Старая скворечня (сборник), стр. 64

Наконец около полудня на выезде из какой-то деревеньки, наполовину сгоревшей, их остановил патруль. Шоссе впереди было изрыто воронками. Их выгрузили, и они еще часа два шли пешком — обочиной, вдоль лесной опушки. Трава, прикрытая первым снежком, похрустывала под ногами. Где-то впереди глухо бухали рвущиеся снаряды, слышалась трескотня автоматных очередей. Иван Антонович плелся в хвосте взвода. Никогда еще он не чувствовал себя таким несчастным и одиноким. Ноги его промокли; дорогое драповое пальто, которое он очень берег и вешал в гардеробе на плечики, все было в ошметьях грязи — видимо, запачкал во время обстрела колонны с воздуха «мессерами», когда, уткнувшись в землю, лежал в придорожном кювете.

Лес неожиданно кончился. Открылась обширная поляна, и с невысокого пригорка видно было, что посреди этой поляны люди роют противотанковый ров. Военные, сопровождавшие команду, посовещались. Ополченцев разделили на две группы; большинство оставили тут же, на опушке, а взвод, в котором состоял Иван Антонович, повели дальше. Дальше — по ту сторону шоссе — стояло три или четыре домика, и за ними, под обрывом, чернела схваченная льдом речушка. Взвод поместили в одном из домишек; каждому ополченцу выдали по банке консервов и по куску хлеба; и пока они ели, саперный капитан в короткой обтрепанной шинели объяснял задачу.
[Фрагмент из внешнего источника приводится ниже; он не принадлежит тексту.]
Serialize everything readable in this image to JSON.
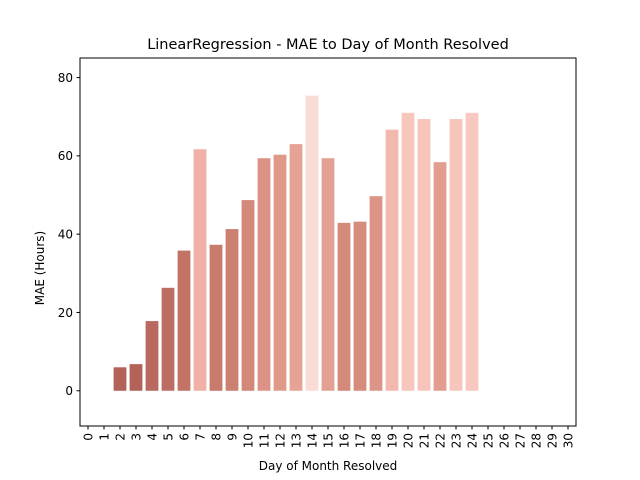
{
  "chart_data": {
    "type": "bar",
    "title": "LinearRegression - MAE to Day of Month Resolved",
    "xlabel": "Day of Month Resolved",
    "ylabel": "MAE (Hours)",
    "xlim": [
      -0.5,
      30.5
    ],
    "ylim": [
      -9,
      85
    ],
    "yticks": [
      0,
      20,
      40,
      60,
      80
    ],
    "xticks": [
      0,
      1,
      2,
      3,
      4,
      5,
      6,
      7,
      8,
      9,
      10,
      11,
      12,
      13,
      14,
      15,
      16,
      17,
      18,
      19,
      20,
      21,
      22,
      23,
      24,
      25,
      26,
      27,
      28,
      29,
      30
    ],
    "bars": [
      {
        "x": 2,
        "value": 6.0,
        "color": "#b36257"
      },
      {
        "x": 3,
        "value": 6.8,
        "color": "#b36257"
      },
      {
        "x": 4,
        "value": 17.8,
        "color": "#b9695d"
      },
      {
        "x": 5,
        "value": 26.3,
        "color": "#bd6e62"
      },
      {
        "x": 6,
        "value": 35.8,
        "color": "#c27366"
      },
      {
        "x": 7,
        "value": 61.7,
        "color": "#efb1a6"
      },
      {
        "x": 8,
        "value": 37.3,
        "color": "#c87b6d"
      },
      {
        "x": 9,
        "value": 41.3,
        "color": "#cc8072"
      },
      {
        "x": 10,
        "value": 48.7,
        "color": "#d38879"
      },
      {
        "x": 11,
        "value": 59.4,
        "color": "#dc9386"
      },
      {
        "x": 12,
        "value": 60.3,
        "color": "#e09989"
      },
      {
        "x": 13,
        "value": 63.0,
        "color": "#e6a294"
      },
      {
        "x": 14,
        "value": 75.4,
        "color": "#fbdcd5"
      },
      {
        "x": 15,
        "value": 59.4,
        "color": "#e3a093"
      },
      {
        "x": 16,
        "value": 42.9,
        "color": "#d48a7b"
      },
      {
        "x": 17,
        "value": 43.2,
        "color": "#d68c7d"
      },
      {
        "x": 18,
        "value": 49.7,
        "color": "#dc9486"
      },
      {
        "x": 19,
        "value": 66.7,
        "color": "#f3b8ae"
      },
      {
        "x": 20,
        "value": 71.0,
        "color": "#f7c6bd"
      },
      {
        "x": 21,
        "value": 69.4,
        "color": "#f6c4bb"
      },
      {
        "x": 22,
        "value": 58.4,
        "color": "#e29d8f"
      },
      {
        "x": 23,
        "value": 69.4,
        "color": "#f6c6bc"
      },
      {
        "x": 24,
        "value": 71.0,
        "color": "#f7c8bf"
      }
    ]
  }
}
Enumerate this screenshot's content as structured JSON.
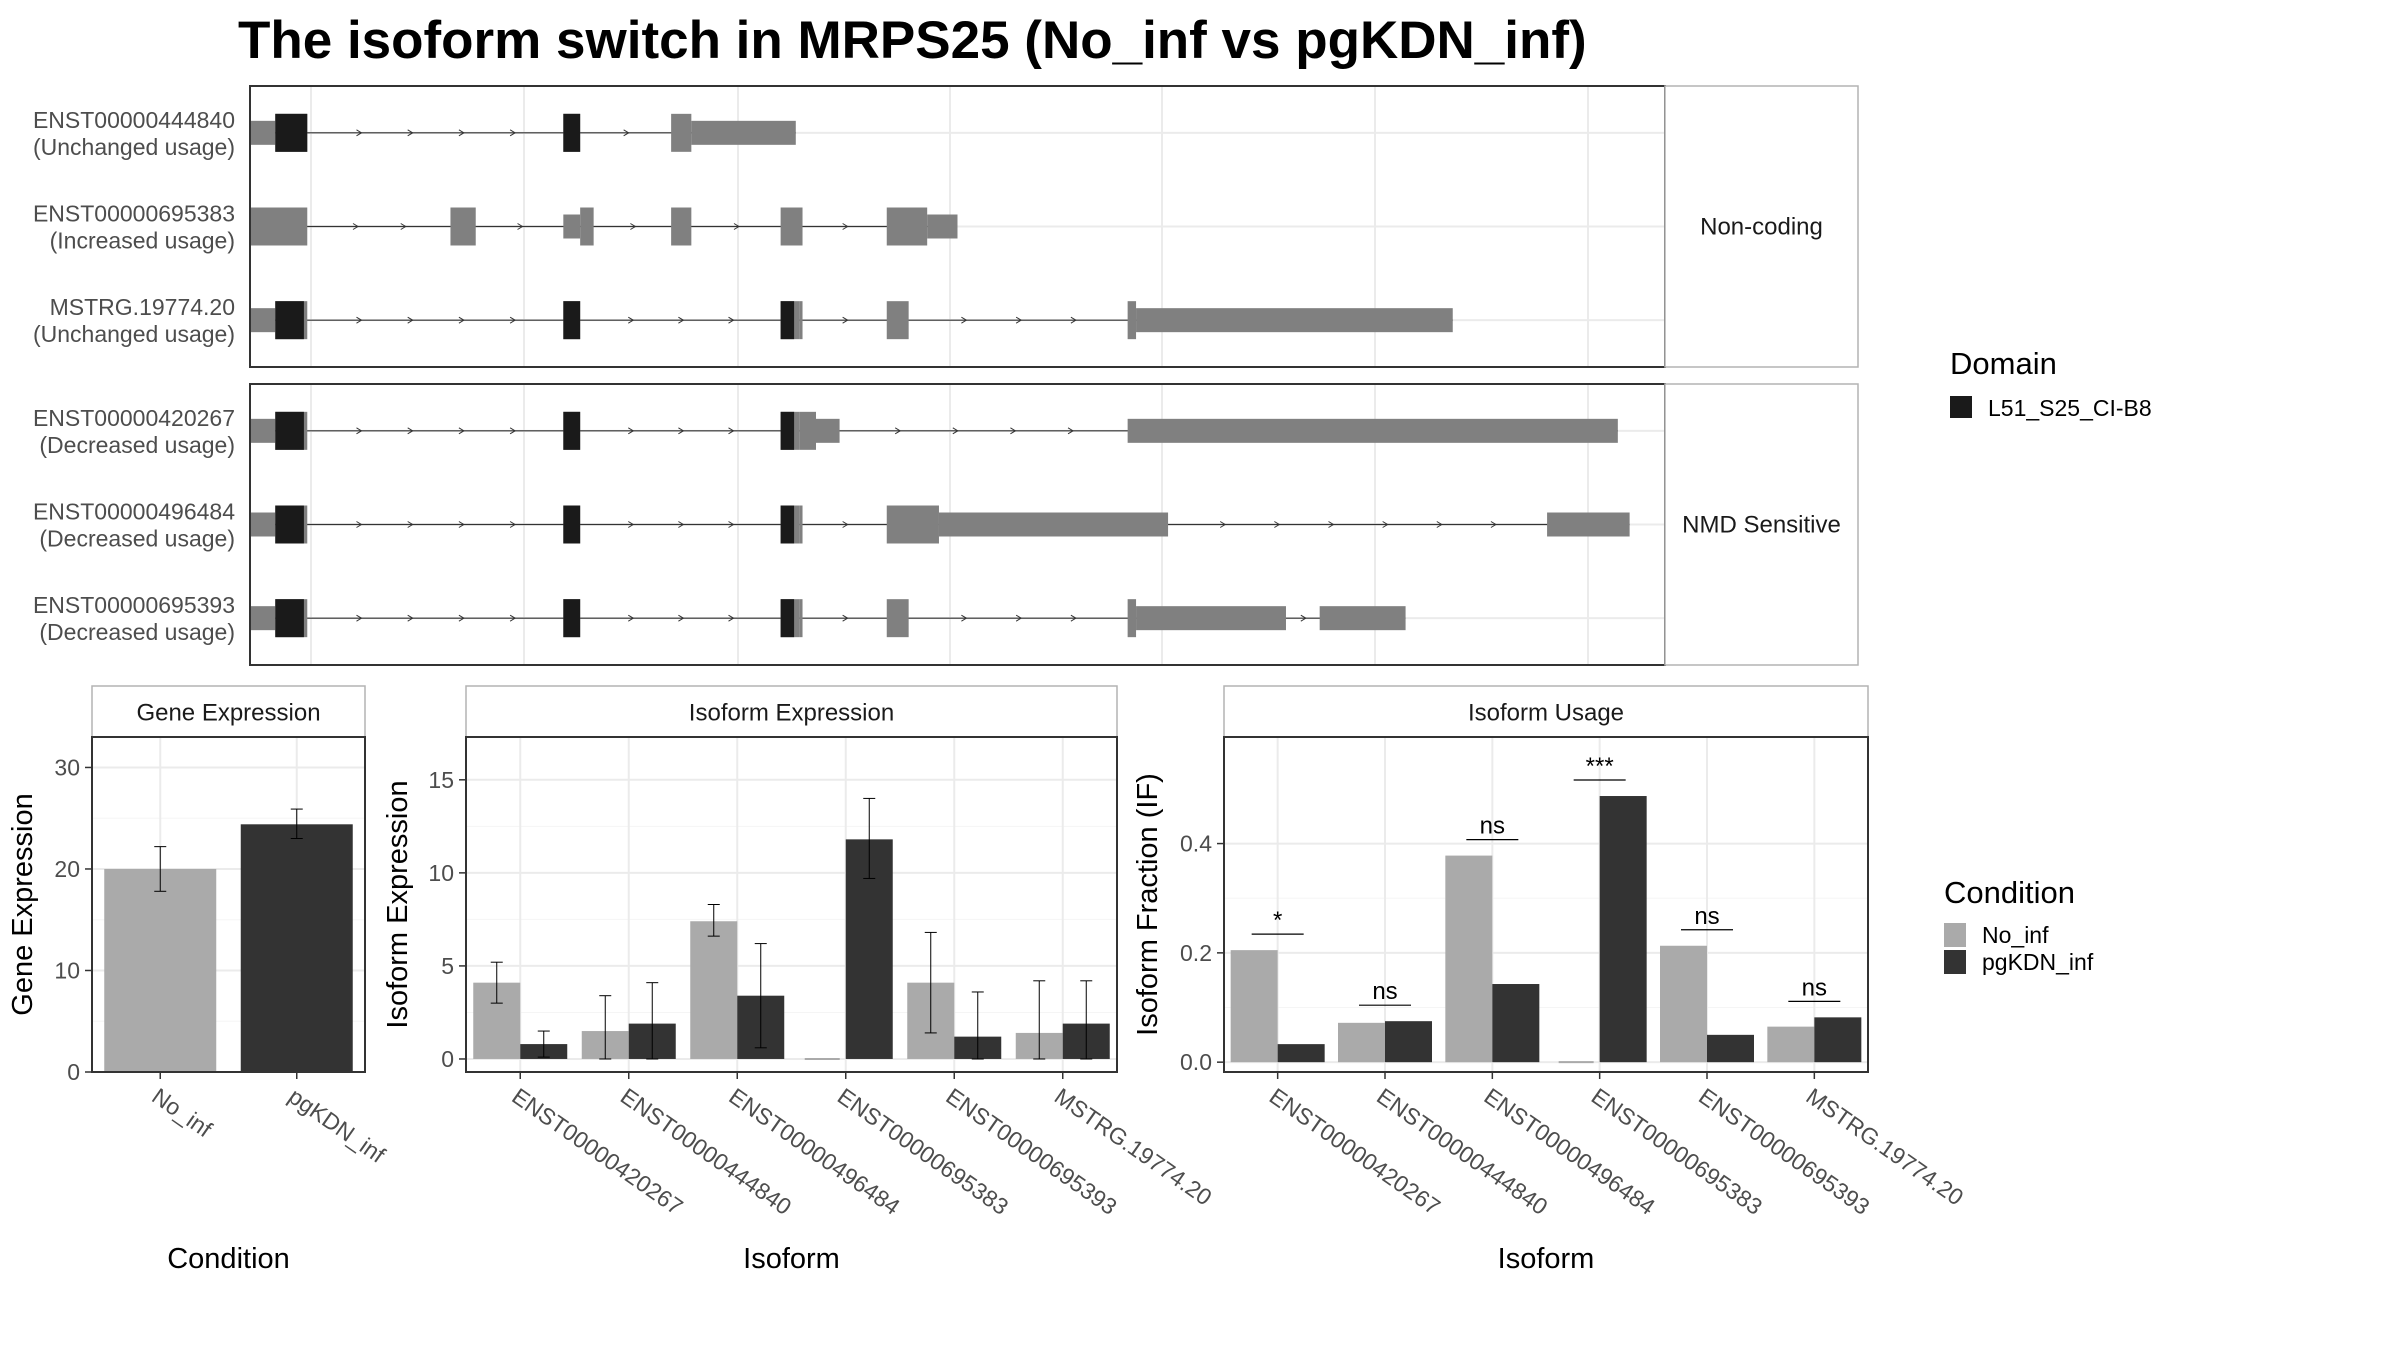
{
  "title": "The isoform switch in MRPS25 (No_inf vs pgKDN_inf)",
  "colors": {
    "exon": "#808080",
    "domain": "#1a1a1a",
    "no_inf": "#aaaaaa",
    "pgkdn_inf": "#333333",
    "grid": "#ebebeb",
    "strip_bg": "#ffffff",
    "border": "#333333"
  },
  "legend_domain": {
    "title": "Domain",
    "items": [
      "L51_S25_CI-B8"
    ]
  },
  "legend_condition": {
    "title": "Condition",
    "items": [
      "No_inf",
      "pgKDN_inf"
    ]
  },
  "chart_data": [
    {
      "type": "transcript_structure",
      "groups": [
        {
          "label": "Non-coding",
          "transcripts": [
            {
              "id": "ENST00000444840",
              "usage": "(Unchanged usage)",
              "exons": [
                [
                  0,
                  150,
                  "t"
                ],
                [
                  150,
                  340,
                  "c"
                ],
                [
                  1860,
                  1960,
                  "c"
                ],
                [
                  2500,
                  2620,
                  "c"
                ],
                [
                  2620,
                  3240,
                  "t"
                ]
              ],
              "domains": [
                [
                  150,
                  340
                ],
                [
                  1860,
                  1960
                ]
              ]
            },
            {
              "id": "ENST00000695383",
              "usage": "(Increased usage)",
              "exons": [
                [
                  0,
                  340,
                  "c"
                ],
                [
                  1190,
                  1340,
                  "c"
                ],
                [
                  1860,
                  1960,
                  "t"
                ],
                [
                  1960,
                  2040,
                  "c"
                ],
                [
                  2500,
                  2620,
                  "c"
                ],
                [
                  3150,
                  3280,
                  "c"
                ],
                [
                  3780,
                  4020,
                  "c"
                ],
                [
                  4020,
                  4200,
                  "t"
                ]
              ],
              "domains": []
            },
            {
              "id": "MSTRG.19774.20",
              "usage": "(Unchanged usage)",
              "exons": [
                [
                  0,
                  150,
                  "t"
                ],
                [
                  150,
                  340,
                  "c"
                ],
                [
                  1860,
                  1960,
                  "c"
                ],
                [
                  3150,
                  3260,
                  "c"
                ],
                [
                  3260,
                  3280,
                  "c"
                ],
                [
                  3780,
                  3910,
                  "c"
                ],
                [
                  5210,
                  5260,
                  "c"
                ],
                [
                  5260,
                  7140,
                  "t"
                ]
              ],
              "domains": [
                [
                  150,
                  320
                ],
                [
                  1860,
                  1960
                ],
                [
                  3150,
                  3230
                ]
              ]
            }
          ]
        },
        {
          "label": "NMD Sensitive",
          "transcripts": [
            {
              "id": "ENST00000420267",
              "usage": "(Decreased usage)",
              "exons": [
                [
                  0,
                  150,
                  "t"
                ],
                [
                  150,
                  340,
                  "c"
                ],
                [
                  1860,
                  1960,
                  "c"
                ],
                [
                  3150,
                  3260,
                  "c"
                ],
                [
                  3260,
                  3360,
                  "c"
                ],
                [
                  3360,
                  3500,
                  "t"
                ],
                [
                  5210,
                  8120,
                  "t"
                ]
              ],
              "domains": [
                [
                  150,
                  320
                ],
                [
                  1860,
                  1960
                ],
                [
                  3150,
                  3230
                ]
              ]
            },
            {
              "id": "ENST00000496484",
              "usage": "(Decreased usage)",
              "exons": [
                [
                  0,
                  150,
                  "t"
                ],
                [
                  150,
                  340,
                  "c"
                ],
                [
                  1860,
                  1960,
                  "c"
                ],
                [
                  3150,
                  3260,
                  "c"
                ],
                [
                  3260,
                  3280,
                  "c"
                ],
                [
                  3780,
                  4090,
                  "c"
                ],
                [
                  4090,
                  5450,
                  "t"
                ],
                [
                  7700,
                  8190,
                  "t"
                ]
              ],
              "domains": [
                [
                  150,
                  320
                ],
                [
                  1860,
                  1960
                ],
                [
                  3150,
                  3230
                ]
              ]
            },
            {
              "id": "ENST00000695393",
              "usage": "(Decreased usage)",
              "exons": [
                [
                  0,
                  150,
                  "t"
                ],
                [
                  150,
                  340,
                  "c"
                ],
                [
                  1860,
                  1960,
                  "c"
                ],
                [
                  3150,
                  3260,
                  "c"
                ],
                [
                  3260,
                  3280,
                  "c"
                ],
                [
                  3780,
                  3910,
                  "c"
                ],
                [
                  5210,
                  5260,
                  "c"
                ],
                [
                  5260,
                  6150,
                  "t"
                ],
                [
                  6350,
                  6860,
                  "t"
                ]
              ],
              "domains": [
                [
                  150,
                  320
                ],
                [
                  1860,
                  1960
                ],
                [
                  3150,
                  3230
                ]
              ]
            }
          ]
        }
      ]
    },
    {
      "type": "bar",
      "title": "Gene Expression",
      "xlabel": "Condition",
      "ylabel": "Gene Expression",
      "categories": [
        "No_inf",
        "pgKDN_inf"
      ],
      "values": [
        20.0,
        24.4
      ],
      "errors": [
        [
          17.8,
          22.2
        ],
        [
          23.0,
          25.9
        ]
      ],
      "ylim": [
        0,
        33
      ],
      "yticks": [
        0,
        10,
        20,
        30
      ]
    },
    {
      "type": "bar",
      "title": "Isoform Expression",
      "xlabel": "Isoform",
      "ylabel": "Isoform Expression",
      "categories": [
        "ENST00000420267",
        "ENST00000444840",
        "ENST00000496484",
        "ENST00000695383",
        "ENST00000695393",
        "MSTRG.19774.20"
      ],
      "series": [
        {
          "name": "No_inf",
          "values": [
            4.1,
            1.5,
            7.4,
            0.0,
            4.1,
            1.4
          ],
          "errors": [
            [
              3.0,
              5.2
            ],
            [
              0.0,
              3.4
            ],
            [
              6.6,
              8.3
            ],
            [
              0.0,
              0.0
            ],
            [
              1.4,
              6.8
            ],
            [
              0.0,
              4.2
            ]
          ]
        },
        {
          "name": "pgKDN_inf",
          "values": [
            0.8,
            1.9,
            3.4,
            11.8,
            1.2,
            1.9
          ],
          "errors": [
            [
              0.1,
              1.5
            ],
            [
              0.0,
              4.1
            ],
            [
              0.6,
              6.2
            ],
            [
              9.7,
              14.0
            ],
            [
              0.0,
              3.6
            ],
            [
              0.0,
              4.2
            ]
          ]
        }
      ],
      "ylim": [
        -0.7,
        17.3
      ],
      "yticks": [
        0,
        5,
        10,
        15
      ]
    },
    {
      "type": "bar",
      "title": "Isoform Usage",
      "xlabel": "Isoform",
      "ylabel": "Isoform Fraction (IF)",
      "categories": [
        "ENST00000420267",
        "ENST00000444840",
        "ENST00000496484",
        "ENST00000695383",
        "ENST00000695393",
        "MSTRG.19774.20"
      ],
      "series": [
        {
          "name": "No_inf",
          "values": [
            0.205,
            0.072,
            0.378,
            0.0,
            0.213,
            0.065
          ]
        },
        {
          "name": "pgKDN_inf",
          "values": [
            0.033,
            0.075,
            0.143,
            0.487,
            0.05,
            0.082
          ]
        }
      ],
      "significance": [
        "*",
        "ns",
        "ns",
        "***",
        "ns",
        "ns"
      ],
      "ylim": [
        -0.018,
        0.595
      ],
      "yticks": [
        0.0,
        0.2,
        0.4
      ]
    }
  ]
}
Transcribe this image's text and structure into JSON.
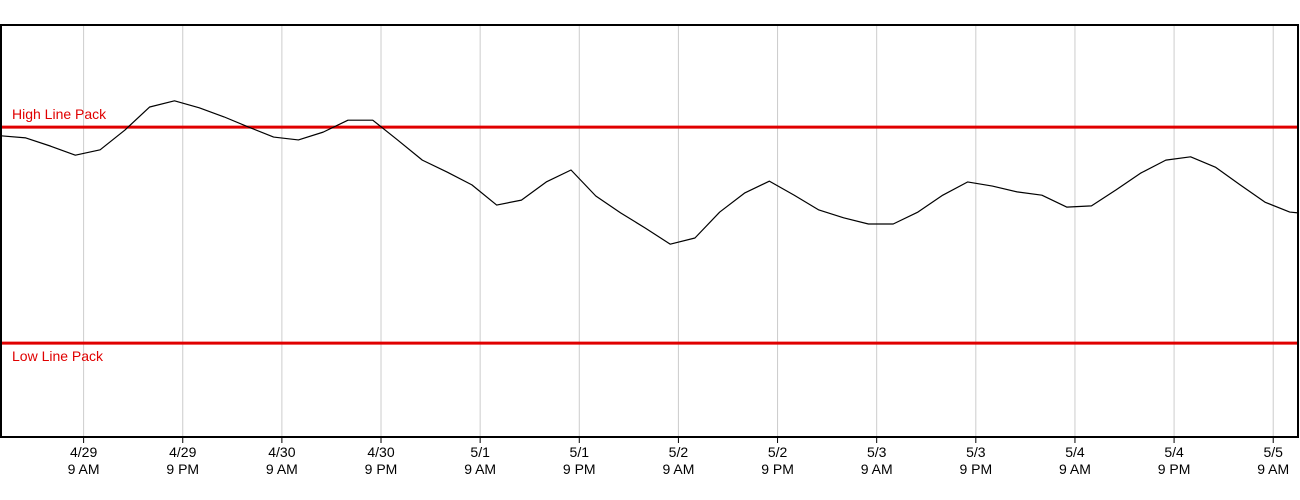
{
  "chart_data": {
    "type": "line",
    "x": [
      "4/28 11 PM",
      "4/29 2 AM",
      "4/29 5 AM",
      "4/29 8 AM",
      "4/29 11 AM",
      "4/29 2 PM",
      "4/29 5 PM",
      "4/29 8 PM",
      "4/29 11 PM",
      "4/30 2 AM",
      "4/30 5 AM",
      "4/30 8 AM",
      "4/30 11 AM",
      "4/30 2 PM",
      "4/30 5 PM",
      "4/30 8 PM",
      "4/30 11 PM",
      "5/1 2 AM",
      "5/1 5 AM",
      "5/1 8 AM",
      "5/1 11 AM",
      "5/1 2 PM",
      "5/1 5 PM",
      "5/1 8 PM",
      "5/1 11 PM",
      "5/2 2 AM",
      "5/2 5 AM",
      "5/2 8 AM",
      "5/2 11 AM",
      "5/2 2 PM",
      "5/2 5 PM",
      "5/2 8 PM",
      "5/2 11 PM",
      "5/3 2 AM",
      "5/3 5 AM",
      "5/3 8 AM",
      "5/3 11 AM",
      "5/3 2 PM",
      "5/3 5 PM",
      "5/3 8 PM",
      "5/3 11 PM",
      "5/4 2 AM",
      "5/4 5 AM",
      "5/4 8 AM",
      "5/4 11 AM",
      "5/4 2 PM",
      "5/4 5 PM",
      "5/4 8 PM",
      "5/4 11 PM",
      "5/5 2 AM",
      "5/5 5 AM",
      "5/5 8 AM",
      "5/5 11 AM",
      "5/5 12 PM"
    ],
    "series": [
      {
        "color": "#000000",
        "values": [
          73.1,
          72.6,
          70.6,
          68.4,
          69.7,
          74.5,
          80.1,
          81.6,
          79.9,
          77.7,
          75.2,
          72.8,
          72.1,
          74.0,
          76.9,
          76.9,
          72.1,
          67.2,
          64.3,
          61.2,
          56.3,
          57.5,
          61.9,
          64.8,
          58.5,
          54.4,
          50.7,
          46.8,
          48.3,
          54.6,
          59.2,
          62.1,
          58.7,
          55.1,
          53.2,
          51.7,
          51.7,
          54.6,
          58.7,
          61.9,
          60.9,
          59.5,
          58.7,
          55.8,
          56.1,
          60.0,
          64.1,
          67.2,
          68.0,
          65.5,
          61.2,
          57.0,
          54.6,
          54.4
        ]
      }
    ],
    "xlim": [
      "4/28 11 PM",
      "5/5 12 PM"
    ],
    "xticks": [
      {
        "value": "4/29 9 AM",
        "label": [
          "4/29",
          "9 AM"
        ]
      },
      {
        "value": "4/29 9 PM",
        "label": [
          "4/29",
          "9 PM"
        ]
      },
      {
        "value": "4/30 9 AM",
        "label": [
          "4/30",
          "9 AM"
        ]
      },
      {
        "value": "4/30 9 PM",
        "label": [
          "4/30",
          "9 PM"
        ]
      },
      {
        "value": "5/1 9 AM",
        "label": [
          "5/1",
          "9 AM"
        ]
      },
      {
        "value": "5/1 9 PM",
        "label": [
          "5/1",
          "9 PM"
        ]
      },
      {
        "value": "5/2 9 AM",
        "label": [
          "5/2",
          "9 AM"
        ]
      },
      {
        "value": "5/2 9 PM",
        "label": [
          "5/2",
          "9 PM"
        ]
      },
      {
        "value": "5/3 9 AM",
        "label": [
          "5/3",
          "9 AM"
        ]
      },
      {
        "value": "5/3 9 PM",
        "label": [
          "5/3",
          "9 PM"
        ]
      },
      {
        "value": "5/4 9 AM",
        "label": [
          "5/4",
          "9 AM"
        ]
      },
      {
        "value": "5/4 9 PM",
        "label": [
          "5/4",
          "9 PM"
        ]
      },
      {
        "value": "5/5 9 AM",
        "label": [
          "5/5",
          "9 AM"
        ]
      }
    ],
    "ylim": [
      0,
      100
    ],
    "grid": true,
    "reference_lines": [
      {
        "label": "High Line Pack",
        "value": 75.2,
        "color": "#e00000"
      },
      {
        "label": "Low Line Pack",
        "value": 22.8,
        "color": "#e00000"
      }
    ]
  }
}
Капитан ничего не сказал об обстановке на фронте — о том, что этой ночью немцы прорвали нашу оборону под Можайском; он сказал только, что впереди идут упорные бои, что враг рвется к столице и потому возможны всякие неожиданности. Задача — не допустить прорыва танков. Надо как можно скорее перекопать шоссе противотанковым рвом, вырыть окопы и ячейки для минометов.

Сразу же, как только они поели, капитан указал взводному, где и что копать, и они приступили к работе. Копали до темноты, и весь следующий день — с рассвета и до темноты, и еще день… В сумерках третьего дня прибежал взводный и сказал, чтоб они оставили на время лопаты и вылезали наверх строиться.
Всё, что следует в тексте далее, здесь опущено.